The learning curve on the field was steep, too.

"I don't know why they drafted me," Schad said. "They had five Pro Bowlers on the line and Eric Dickerson running the ball. They drafted (two-time Pro Bowl offensive lineman) Tom Newberry in the second round. He was a better football player than I was."
However, after three years of limited playing time and injury woes with the Rams, things improved dramatically when then Eagles head coach Buddy Ryan signed Schad in 1989.

"I played five pre-season games, 16 (regular season) games and one playoff game (in 1989). I felt like I really accomplished something," Schad said.

Schad played four full seasons with the Eagles, earning one Sports Illustrated All-Star nomination, before injuries caught up to him.
He signed with the Cleveland Browns, but never played a game. Schad then came to the Canadian Football League for a season with the Ottawa Rough Riders before retiring.

"Two knee surgeries, a fractured back, three bicep ruptures. That's a career," said Schad, who played 62 NFL games, when making his retirement decision in 1996.

Schad earned close to $700,000 in his best year, which is chump change compared to what last year's 23rd overall pick is making (Green Bay offensive lineman Bryan Bulaga signed a five-year deal worth a reported $14.75 million before playing a down).
However, you won't find Schad complaining. Upon retirement, Schad attended teacher's college at Queen's, doing a placement at Loyalist Collegiate in Kingston.

Schad then returned to Philadelphia to do his Masters and coach linemen at Temple University. In Philly, he met his wife and eventually settled in a suburb in New Jersey, just a 25-minute drive from the City of Brotherly Love.
"I go to two or three Eagles games a year, eat chicken wings and drink beer," said Schad, who also has helped out at some Eagles youth camps.

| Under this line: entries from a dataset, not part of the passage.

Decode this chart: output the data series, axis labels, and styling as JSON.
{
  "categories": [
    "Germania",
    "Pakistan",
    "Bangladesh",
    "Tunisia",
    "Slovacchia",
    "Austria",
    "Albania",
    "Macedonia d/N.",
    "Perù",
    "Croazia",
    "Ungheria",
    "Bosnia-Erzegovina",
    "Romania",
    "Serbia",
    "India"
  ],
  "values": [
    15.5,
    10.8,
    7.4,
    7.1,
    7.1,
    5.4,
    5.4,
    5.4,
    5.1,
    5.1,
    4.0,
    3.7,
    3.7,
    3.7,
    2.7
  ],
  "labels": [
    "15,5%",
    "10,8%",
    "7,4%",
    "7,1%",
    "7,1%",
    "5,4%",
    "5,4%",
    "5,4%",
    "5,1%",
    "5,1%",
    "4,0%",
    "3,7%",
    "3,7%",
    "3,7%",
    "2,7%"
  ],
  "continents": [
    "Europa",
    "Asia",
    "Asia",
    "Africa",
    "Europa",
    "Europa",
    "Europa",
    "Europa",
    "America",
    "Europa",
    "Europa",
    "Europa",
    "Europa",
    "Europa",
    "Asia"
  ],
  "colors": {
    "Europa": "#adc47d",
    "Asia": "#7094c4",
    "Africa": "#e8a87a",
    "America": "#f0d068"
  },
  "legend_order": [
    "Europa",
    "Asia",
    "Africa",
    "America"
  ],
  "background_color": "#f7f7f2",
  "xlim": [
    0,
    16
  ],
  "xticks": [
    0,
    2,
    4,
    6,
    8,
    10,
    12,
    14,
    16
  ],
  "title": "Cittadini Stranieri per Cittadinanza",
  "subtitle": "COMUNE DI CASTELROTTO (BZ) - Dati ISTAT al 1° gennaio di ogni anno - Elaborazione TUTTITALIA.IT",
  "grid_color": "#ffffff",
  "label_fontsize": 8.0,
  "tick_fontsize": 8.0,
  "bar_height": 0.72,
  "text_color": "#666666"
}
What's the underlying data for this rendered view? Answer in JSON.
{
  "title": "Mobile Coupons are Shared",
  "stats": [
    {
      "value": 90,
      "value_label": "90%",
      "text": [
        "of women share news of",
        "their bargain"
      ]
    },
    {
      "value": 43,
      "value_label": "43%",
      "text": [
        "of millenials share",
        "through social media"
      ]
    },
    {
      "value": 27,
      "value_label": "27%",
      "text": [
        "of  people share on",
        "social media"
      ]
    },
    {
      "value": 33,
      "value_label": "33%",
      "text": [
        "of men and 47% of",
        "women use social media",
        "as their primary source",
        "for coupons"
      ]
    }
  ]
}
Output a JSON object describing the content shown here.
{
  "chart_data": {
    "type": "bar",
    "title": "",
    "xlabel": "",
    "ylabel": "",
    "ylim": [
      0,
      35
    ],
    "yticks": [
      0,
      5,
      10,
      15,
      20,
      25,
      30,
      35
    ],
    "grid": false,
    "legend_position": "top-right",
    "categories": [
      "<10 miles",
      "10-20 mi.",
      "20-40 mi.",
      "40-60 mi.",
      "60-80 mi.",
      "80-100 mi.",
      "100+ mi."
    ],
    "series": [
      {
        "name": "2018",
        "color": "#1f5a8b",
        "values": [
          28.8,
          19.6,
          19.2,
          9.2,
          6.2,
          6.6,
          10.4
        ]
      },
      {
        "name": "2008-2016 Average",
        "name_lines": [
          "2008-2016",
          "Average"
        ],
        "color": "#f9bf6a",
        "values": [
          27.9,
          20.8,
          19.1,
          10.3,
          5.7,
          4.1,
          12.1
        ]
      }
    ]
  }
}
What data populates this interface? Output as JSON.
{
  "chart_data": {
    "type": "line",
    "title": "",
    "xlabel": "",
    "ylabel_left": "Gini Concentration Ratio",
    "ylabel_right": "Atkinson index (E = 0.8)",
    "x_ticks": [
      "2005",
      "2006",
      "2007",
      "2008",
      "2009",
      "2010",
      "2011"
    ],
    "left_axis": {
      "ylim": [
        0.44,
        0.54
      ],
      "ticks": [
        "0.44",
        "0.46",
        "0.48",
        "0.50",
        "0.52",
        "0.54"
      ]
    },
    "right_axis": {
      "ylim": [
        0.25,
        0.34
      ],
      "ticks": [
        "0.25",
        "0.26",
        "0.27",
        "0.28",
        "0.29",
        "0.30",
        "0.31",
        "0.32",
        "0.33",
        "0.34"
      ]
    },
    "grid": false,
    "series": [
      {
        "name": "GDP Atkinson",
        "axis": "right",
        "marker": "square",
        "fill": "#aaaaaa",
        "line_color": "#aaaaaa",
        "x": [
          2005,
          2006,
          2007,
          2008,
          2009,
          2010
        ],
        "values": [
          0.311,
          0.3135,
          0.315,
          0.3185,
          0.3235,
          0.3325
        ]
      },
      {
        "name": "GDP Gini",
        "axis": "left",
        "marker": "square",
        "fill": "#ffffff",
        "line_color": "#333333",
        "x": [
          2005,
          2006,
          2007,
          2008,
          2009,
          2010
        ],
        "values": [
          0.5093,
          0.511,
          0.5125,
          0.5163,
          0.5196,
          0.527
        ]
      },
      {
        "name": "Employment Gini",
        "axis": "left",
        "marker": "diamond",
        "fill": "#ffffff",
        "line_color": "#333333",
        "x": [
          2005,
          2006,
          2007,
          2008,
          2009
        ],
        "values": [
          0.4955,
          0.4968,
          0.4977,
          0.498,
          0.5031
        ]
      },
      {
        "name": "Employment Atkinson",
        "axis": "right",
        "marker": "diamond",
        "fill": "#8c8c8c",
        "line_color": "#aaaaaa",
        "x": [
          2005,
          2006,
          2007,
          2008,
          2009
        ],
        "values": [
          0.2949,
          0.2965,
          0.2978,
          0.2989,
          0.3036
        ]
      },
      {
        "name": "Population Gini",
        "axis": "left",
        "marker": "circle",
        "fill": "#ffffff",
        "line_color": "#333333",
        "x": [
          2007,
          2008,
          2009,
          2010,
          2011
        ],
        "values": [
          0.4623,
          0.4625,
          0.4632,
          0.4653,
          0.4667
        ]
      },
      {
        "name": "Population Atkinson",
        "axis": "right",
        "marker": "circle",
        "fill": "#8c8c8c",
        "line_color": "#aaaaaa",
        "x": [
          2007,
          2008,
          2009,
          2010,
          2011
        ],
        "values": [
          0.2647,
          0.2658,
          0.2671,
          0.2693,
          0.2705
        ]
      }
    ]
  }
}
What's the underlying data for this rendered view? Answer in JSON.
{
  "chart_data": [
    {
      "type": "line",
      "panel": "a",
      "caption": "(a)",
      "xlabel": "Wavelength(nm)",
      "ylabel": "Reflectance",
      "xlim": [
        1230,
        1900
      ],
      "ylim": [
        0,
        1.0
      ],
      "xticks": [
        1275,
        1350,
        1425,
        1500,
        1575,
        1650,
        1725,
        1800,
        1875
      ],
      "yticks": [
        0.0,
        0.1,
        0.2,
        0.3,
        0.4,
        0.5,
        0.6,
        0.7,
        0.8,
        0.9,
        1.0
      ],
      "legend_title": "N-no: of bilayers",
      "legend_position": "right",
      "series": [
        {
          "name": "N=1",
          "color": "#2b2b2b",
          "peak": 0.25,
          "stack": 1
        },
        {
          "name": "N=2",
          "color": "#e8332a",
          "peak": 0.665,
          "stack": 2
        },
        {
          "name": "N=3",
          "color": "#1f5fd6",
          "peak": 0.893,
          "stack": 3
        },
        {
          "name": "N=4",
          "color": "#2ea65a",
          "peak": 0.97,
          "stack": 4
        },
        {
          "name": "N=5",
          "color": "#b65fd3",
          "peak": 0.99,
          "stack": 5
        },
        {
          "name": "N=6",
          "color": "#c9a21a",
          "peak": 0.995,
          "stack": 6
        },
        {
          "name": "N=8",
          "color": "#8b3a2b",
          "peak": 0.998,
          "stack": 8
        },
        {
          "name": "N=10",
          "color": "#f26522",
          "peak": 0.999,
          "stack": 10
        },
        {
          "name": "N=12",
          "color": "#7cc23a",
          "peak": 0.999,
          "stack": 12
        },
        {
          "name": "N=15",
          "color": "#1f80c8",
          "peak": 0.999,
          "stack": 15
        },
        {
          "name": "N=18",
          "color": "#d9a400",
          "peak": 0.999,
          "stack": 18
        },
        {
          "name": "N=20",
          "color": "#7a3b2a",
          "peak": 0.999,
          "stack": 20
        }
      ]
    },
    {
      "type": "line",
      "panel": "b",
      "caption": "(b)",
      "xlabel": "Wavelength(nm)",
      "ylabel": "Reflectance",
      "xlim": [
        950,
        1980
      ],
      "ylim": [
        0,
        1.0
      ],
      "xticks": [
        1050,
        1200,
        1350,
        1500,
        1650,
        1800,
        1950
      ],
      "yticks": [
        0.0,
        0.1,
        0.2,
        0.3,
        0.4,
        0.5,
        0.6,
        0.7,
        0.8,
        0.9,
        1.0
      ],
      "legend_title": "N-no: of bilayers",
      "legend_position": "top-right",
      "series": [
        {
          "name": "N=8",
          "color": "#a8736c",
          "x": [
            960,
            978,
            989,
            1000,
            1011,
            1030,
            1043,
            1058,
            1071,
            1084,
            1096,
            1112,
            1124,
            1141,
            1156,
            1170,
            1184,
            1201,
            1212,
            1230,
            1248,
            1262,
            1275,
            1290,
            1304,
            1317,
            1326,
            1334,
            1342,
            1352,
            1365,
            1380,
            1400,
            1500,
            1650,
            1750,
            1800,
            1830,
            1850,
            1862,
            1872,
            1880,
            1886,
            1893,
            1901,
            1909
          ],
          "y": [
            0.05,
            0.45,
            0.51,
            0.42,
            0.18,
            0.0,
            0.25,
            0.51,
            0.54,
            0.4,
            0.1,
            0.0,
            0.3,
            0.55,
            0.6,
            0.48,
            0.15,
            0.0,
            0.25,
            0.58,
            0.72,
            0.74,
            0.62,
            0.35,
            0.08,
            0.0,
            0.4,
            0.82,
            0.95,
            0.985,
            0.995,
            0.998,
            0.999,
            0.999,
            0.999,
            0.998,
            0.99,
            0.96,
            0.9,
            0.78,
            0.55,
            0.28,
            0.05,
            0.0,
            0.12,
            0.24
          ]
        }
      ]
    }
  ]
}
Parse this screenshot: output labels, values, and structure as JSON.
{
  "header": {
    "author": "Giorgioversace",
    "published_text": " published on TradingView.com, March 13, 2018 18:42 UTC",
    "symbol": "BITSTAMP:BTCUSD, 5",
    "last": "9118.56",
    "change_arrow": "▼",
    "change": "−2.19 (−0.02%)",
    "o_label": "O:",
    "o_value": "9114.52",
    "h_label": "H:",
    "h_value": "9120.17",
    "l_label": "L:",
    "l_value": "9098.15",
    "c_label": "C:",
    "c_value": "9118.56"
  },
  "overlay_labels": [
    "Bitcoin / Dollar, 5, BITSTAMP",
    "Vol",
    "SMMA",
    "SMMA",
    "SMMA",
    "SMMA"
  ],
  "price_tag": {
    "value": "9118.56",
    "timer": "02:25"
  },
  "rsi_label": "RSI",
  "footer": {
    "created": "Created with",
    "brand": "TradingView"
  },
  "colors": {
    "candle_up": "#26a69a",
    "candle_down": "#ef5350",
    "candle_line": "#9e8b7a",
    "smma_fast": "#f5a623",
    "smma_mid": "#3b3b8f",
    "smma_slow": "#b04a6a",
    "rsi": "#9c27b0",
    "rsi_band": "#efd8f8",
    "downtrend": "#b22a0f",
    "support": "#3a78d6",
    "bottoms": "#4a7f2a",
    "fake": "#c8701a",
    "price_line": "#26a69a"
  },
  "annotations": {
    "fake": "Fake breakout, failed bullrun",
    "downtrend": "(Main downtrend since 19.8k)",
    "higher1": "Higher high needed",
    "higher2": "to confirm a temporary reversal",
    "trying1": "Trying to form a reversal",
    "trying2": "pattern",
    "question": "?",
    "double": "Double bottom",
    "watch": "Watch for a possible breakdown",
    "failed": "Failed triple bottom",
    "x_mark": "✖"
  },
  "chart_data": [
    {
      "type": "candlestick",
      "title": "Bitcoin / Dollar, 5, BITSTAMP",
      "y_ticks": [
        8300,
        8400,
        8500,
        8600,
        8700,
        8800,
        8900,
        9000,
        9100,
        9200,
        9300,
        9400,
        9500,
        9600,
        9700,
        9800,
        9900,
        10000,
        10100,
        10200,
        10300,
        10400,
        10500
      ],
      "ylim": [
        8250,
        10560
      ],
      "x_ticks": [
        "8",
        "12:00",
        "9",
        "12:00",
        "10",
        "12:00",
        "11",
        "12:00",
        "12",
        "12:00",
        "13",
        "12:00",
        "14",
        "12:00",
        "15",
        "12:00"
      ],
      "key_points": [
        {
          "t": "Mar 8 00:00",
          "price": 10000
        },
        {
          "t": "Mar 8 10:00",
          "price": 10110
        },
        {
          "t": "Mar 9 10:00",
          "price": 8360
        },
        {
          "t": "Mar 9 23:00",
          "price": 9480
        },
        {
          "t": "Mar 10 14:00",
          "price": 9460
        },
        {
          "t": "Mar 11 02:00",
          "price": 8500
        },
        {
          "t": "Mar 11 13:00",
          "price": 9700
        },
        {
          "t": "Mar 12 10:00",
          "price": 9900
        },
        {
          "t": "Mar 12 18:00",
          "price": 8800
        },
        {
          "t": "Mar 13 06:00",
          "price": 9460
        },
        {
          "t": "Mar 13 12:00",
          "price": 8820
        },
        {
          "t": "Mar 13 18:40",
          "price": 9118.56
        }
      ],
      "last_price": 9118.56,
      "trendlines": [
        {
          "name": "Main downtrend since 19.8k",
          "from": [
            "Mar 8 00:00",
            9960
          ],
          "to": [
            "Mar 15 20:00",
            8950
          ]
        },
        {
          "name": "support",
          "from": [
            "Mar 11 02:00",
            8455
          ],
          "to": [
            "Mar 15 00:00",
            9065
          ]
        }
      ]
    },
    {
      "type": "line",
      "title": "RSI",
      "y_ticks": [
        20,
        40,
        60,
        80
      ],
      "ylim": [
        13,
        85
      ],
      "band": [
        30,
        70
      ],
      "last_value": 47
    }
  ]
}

Schad, who hopes to meet Watkins, believes the B.C. boy is in for a treat.
"They're incredible fans. They love their football," Schad said. "When he gets here, people are going to recognize him and want to buy him dinner or lunch. He'll get some promos, get a car deal, that's what happens."
Schad lived that dream and is grateful for the experience.
But there is no place like home. Schad was back in the Quinte region for Easter last week and also came to Kingston late last year for former Queen's teammate Bob Wright's funeral.
His ties to these parts remain tight.

"I wouldn't trade it for the world," Schad said. "I'm very happy with where it all started out. I was a Belleville-Hastings-Prince Edward County boy. I'd never tell my kids to go far away from home (for university). It's so easy to be close by and have all that support."